Warren board to review policy on fighting
By Tim Yovich
A minister wants the school leadership to undergo sensitivity and diversity training.
WARREN — The board of education will take another look at its zero-tolerance policy for those students caught fighting in school.
Robert Faulkner, board president, said the board will discuss the policy, along with other issues, when it has a daylong retreat April 18.
Faulkner said he wants to be assured that all students are in a safe learning atmosphere.
His comments came Tuesday after hearing from ministers and community members during regular and special meetings at the YWCA. The meetings were moved from the board offices to the YWCA to accommodate more people.
The group of predominantly black ministers, who say they represent the majority of blacks in the district, and residents have been complaining since Kayla Sparks, a Warren G. Harding High School senior, was expelled for fighting.
The ministers, primarily through their spokesman, the Rev. Alton Merrell Sr., pastor of New Jerusalem Fellowship, have said they aren’t against disciplining students for fighting. He added, however, that Kayla was a good student who was merely defending herself when attacked by two other girls in the school.

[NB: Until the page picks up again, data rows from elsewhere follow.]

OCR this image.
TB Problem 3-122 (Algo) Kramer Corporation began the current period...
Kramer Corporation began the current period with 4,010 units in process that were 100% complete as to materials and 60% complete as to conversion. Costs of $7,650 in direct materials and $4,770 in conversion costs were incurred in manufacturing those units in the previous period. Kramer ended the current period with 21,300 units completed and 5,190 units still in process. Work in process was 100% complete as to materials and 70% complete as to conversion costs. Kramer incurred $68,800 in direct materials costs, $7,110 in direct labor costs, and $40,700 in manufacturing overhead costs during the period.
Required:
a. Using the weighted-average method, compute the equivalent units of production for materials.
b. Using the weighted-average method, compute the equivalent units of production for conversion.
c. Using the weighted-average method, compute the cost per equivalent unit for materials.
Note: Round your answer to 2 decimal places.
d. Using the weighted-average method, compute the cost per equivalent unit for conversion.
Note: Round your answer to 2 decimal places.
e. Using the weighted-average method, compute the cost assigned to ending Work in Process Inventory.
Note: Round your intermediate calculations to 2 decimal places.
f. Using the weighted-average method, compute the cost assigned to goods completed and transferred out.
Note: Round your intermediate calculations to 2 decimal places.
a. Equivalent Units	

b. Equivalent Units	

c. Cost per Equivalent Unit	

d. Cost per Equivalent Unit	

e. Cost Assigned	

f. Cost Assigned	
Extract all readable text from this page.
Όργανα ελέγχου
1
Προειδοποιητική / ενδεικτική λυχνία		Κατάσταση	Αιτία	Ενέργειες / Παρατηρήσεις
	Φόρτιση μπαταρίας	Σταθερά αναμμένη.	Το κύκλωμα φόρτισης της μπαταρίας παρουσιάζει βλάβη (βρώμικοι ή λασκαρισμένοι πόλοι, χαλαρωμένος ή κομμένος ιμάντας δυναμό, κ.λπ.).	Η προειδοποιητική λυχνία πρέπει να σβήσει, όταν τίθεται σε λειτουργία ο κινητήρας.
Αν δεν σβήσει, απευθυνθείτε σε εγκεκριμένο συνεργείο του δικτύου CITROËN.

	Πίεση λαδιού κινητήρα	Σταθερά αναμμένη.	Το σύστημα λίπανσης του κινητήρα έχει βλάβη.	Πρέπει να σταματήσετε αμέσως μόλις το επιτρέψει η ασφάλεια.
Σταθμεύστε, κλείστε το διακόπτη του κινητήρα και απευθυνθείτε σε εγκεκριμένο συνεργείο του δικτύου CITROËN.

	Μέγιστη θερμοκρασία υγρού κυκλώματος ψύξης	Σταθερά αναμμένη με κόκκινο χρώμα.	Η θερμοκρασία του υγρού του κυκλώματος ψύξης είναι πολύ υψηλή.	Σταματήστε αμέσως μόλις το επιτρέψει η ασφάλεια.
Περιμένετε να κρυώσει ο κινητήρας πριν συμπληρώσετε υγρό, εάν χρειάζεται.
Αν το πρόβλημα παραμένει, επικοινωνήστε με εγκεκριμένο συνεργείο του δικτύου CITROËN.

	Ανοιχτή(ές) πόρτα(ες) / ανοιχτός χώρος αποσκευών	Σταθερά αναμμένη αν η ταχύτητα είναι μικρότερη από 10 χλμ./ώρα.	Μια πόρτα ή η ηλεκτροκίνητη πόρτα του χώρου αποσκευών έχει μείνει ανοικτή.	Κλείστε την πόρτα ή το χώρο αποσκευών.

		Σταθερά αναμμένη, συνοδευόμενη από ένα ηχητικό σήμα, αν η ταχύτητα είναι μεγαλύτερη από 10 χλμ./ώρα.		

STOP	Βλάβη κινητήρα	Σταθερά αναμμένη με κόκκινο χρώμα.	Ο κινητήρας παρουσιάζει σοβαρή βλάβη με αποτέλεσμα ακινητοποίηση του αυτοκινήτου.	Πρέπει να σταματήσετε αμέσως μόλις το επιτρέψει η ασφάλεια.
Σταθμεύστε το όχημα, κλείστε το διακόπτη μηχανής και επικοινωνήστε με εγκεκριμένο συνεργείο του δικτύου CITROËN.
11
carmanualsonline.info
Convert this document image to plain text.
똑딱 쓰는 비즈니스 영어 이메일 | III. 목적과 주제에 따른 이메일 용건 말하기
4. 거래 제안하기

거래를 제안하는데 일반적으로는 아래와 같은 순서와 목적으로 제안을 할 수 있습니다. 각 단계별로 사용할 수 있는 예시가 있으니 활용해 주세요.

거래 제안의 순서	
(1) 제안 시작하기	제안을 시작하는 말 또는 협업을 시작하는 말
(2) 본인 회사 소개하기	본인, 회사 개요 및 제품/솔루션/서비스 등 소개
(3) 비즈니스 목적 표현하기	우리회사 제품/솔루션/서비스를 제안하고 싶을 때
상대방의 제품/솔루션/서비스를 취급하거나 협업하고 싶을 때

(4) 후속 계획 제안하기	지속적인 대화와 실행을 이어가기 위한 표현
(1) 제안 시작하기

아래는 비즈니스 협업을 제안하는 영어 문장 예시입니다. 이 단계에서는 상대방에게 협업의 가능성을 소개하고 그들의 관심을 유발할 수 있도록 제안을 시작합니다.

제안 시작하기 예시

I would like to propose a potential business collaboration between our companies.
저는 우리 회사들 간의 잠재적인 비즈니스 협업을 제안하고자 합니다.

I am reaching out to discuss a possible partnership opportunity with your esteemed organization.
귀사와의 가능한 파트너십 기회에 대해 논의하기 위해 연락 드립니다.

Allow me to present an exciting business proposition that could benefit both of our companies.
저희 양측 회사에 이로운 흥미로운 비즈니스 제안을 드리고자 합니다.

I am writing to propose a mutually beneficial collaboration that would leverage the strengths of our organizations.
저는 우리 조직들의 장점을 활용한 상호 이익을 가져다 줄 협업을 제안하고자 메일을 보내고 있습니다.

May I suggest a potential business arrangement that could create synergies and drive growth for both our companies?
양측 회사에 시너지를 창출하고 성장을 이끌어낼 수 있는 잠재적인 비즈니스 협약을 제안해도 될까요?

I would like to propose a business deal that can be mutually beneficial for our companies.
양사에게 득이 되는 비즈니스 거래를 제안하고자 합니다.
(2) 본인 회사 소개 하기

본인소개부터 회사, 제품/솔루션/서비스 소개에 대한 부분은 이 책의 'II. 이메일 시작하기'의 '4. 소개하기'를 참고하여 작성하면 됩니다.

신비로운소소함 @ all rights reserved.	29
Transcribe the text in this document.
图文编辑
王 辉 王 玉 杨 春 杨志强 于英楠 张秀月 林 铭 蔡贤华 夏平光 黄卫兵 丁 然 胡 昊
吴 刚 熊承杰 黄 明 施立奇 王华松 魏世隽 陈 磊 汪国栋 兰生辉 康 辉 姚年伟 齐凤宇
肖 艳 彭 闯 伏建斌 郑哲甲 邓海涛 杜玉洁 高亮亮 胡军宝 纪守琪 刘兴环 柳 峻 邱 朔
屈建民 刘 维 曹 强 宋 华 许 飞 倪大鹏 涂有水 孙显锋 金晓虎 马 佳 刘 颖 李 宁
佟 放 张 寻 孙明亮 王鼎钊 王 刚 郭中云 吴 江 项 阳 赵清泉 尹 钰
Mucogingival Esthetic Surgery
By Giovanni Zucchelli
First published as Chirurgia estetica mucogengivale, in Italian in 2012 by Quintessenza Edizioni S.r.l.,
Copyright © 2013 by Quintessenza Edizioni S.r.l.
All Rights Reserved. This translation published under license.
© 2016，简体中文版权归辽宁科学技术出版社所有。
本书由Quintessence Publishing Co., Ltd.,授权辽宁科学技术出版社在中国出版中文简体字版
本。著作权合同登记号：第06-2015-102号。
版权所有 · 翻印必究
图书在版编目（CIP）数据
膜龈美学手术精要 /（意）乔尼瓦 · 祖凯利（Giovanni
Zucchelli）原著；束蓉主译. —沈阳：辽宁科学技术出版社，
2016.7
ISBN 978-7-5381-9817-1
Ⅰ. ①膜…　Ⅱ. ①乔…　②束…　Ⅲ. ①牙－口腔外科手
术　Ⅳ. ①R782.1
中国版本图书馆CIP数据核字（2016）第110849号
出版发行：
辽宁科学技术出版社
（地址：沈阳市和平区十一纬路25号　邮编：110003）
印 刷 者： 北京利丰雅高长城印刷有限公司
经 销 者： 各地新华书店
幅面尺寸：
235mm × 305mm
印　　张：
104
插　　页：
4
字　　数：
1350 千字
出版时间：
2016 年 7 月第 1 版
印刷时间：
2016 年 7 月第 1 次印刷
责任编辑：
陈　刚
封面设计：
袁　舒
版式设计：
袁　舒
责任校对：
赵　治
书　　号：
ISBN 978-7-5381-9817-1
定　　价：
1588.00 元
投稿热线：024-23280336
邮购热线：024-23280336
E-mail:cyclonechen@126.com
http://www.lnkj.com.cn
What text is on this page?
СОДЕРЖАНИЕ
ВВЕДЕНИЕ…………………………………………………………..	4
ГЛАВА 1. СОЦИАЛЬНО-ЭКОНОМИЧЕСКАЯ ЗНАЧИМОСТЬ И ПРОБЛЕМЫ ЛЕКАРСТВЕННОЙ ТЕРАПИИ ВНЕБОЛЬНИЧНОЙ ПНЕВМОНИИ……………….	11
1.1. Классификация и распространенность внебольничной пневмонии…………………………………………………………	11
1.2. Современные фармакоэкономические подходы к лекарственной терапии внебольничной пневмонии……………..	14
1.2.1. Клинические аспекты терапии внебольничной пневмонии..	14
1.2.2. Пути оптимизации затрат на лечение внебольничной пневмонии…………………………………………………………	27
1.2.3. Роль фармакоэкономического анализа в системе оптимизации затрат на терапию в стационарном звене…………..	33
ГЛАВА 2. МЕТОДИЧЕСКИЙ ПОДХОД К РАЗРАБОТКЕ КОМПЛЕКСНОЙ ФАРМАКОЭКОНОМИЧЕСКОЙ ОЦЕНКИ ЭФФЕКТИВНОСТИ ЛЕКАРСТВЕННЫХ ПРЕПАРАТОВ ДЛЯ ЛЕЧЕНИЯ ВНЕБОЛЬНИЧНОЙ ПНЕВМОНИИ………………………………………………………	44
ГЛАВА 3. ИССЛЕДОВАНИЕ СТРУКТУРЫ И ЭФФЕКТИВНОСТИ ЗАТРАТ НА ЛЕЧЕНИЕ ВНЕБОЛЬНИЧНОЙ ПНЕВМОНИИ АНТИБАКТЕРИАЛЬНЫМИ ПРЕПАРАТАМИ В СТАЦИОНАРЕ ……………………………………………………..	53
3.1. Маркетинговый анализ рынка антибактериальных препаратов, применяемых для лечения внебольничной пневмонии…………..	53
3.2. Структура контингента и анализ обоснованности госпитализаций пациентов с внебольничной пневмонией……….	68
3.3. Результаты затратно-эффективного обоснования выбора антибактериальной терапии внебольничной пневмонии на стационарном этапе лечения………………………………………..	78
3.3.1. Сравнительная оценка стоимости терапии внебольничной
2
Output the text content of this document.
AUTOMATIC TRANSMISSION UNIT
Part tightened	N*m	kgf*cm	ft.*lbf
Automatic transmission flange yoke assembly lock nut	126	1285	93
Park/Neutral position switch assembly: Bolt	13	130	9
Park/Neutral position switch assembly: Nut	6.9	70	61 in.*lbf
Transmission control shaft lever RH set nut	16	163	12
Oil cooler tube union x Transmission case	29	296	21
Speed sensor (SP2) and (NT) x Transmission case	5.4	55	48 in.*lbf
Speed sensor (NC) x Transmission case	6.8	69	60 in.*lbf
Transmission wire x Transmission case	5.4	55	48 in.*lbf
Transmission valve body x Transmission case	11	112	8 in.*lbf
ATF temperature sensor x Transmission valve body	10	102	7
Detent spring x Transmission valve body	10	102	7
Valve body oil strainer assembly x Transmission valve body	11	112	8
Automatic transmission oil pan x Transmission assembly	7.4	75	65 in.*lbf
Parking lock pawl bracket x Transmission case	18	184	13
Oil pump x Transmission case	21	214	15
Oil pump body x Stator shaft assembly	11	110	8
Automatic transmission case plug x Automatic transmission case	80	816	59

The mothers of the two other students who were suspended for the fight enrolled their daughters in another school after their suspensions but before they were expelled.
Kayla, who didn’t start the fight, the ministers argue, won’t be able to graduate, although her appeal hearing was last week.
The Rev. Orneil Heller of New Jerusalem called on the board to immediately return Kayla to the classroom, allow the time she has spent during expulsion to be her punishment, have the board begin reviewing the zero-tolerance policy within 30 days, and have all board members, administrators, teachers and staff undergo sensitivity and diversity training within two years.
The Rev. Mr. Heller termed Kayla’s expulsion as extreme discipline, and that discipline should be discretionary and progressive, noting that students shouldn’t be expelled immediately for fighting.
That punishment, he explained, should be left for those who bring weapons into school or make bomb threats.
At one point during the special meeting, board members were asked if students should be suspended for defending themselves. Board members Kevin Stringer and Patricia Limperos responded that they shouldn’t be expelled, while members Shari Harrell and Edward Belino said they shouldn’t be if it’s clear they had defended themselves. Faulkner said the board policy should be upheld.
The Rev. Frank Hearns, pastor of Second Baptist Church, said the ministers don’t condone fighting, and discipline should be designed to change student behavior.
During the meetings, some people said that taking the Rev. Mr. Merrell off the district’s substitute list was done because of his position on Kayla’s expulsion.
Mr. Merrell learned last week that the district had sent out a memo saying that he should not be used. No reason for eliminating his name was given, and Dawn Marzano, district spokeswoman, added that Superintendent Kathryn Hellweg wasn’t commenting.
Mr. Merrell was a teacher and principal in the district for nearly 30 years and substituted, he said, three to five days a week for the past three years.
Councilman James “Doc” Pugh, D-6th, said the board “needs to step up and represent the community. I hope you step up and do the right thing.”
Substitute teachers don’t work for the money but because they want to teach, Pugh told the board.
Another person coming to Mr. Merrell’s defense was Larry Dueber of Warren, a retired teacher who substitutes in another district.
Dueber said that if Mr. Merrell doesn’t get his substitute teaching position back, “that is dead wrong.”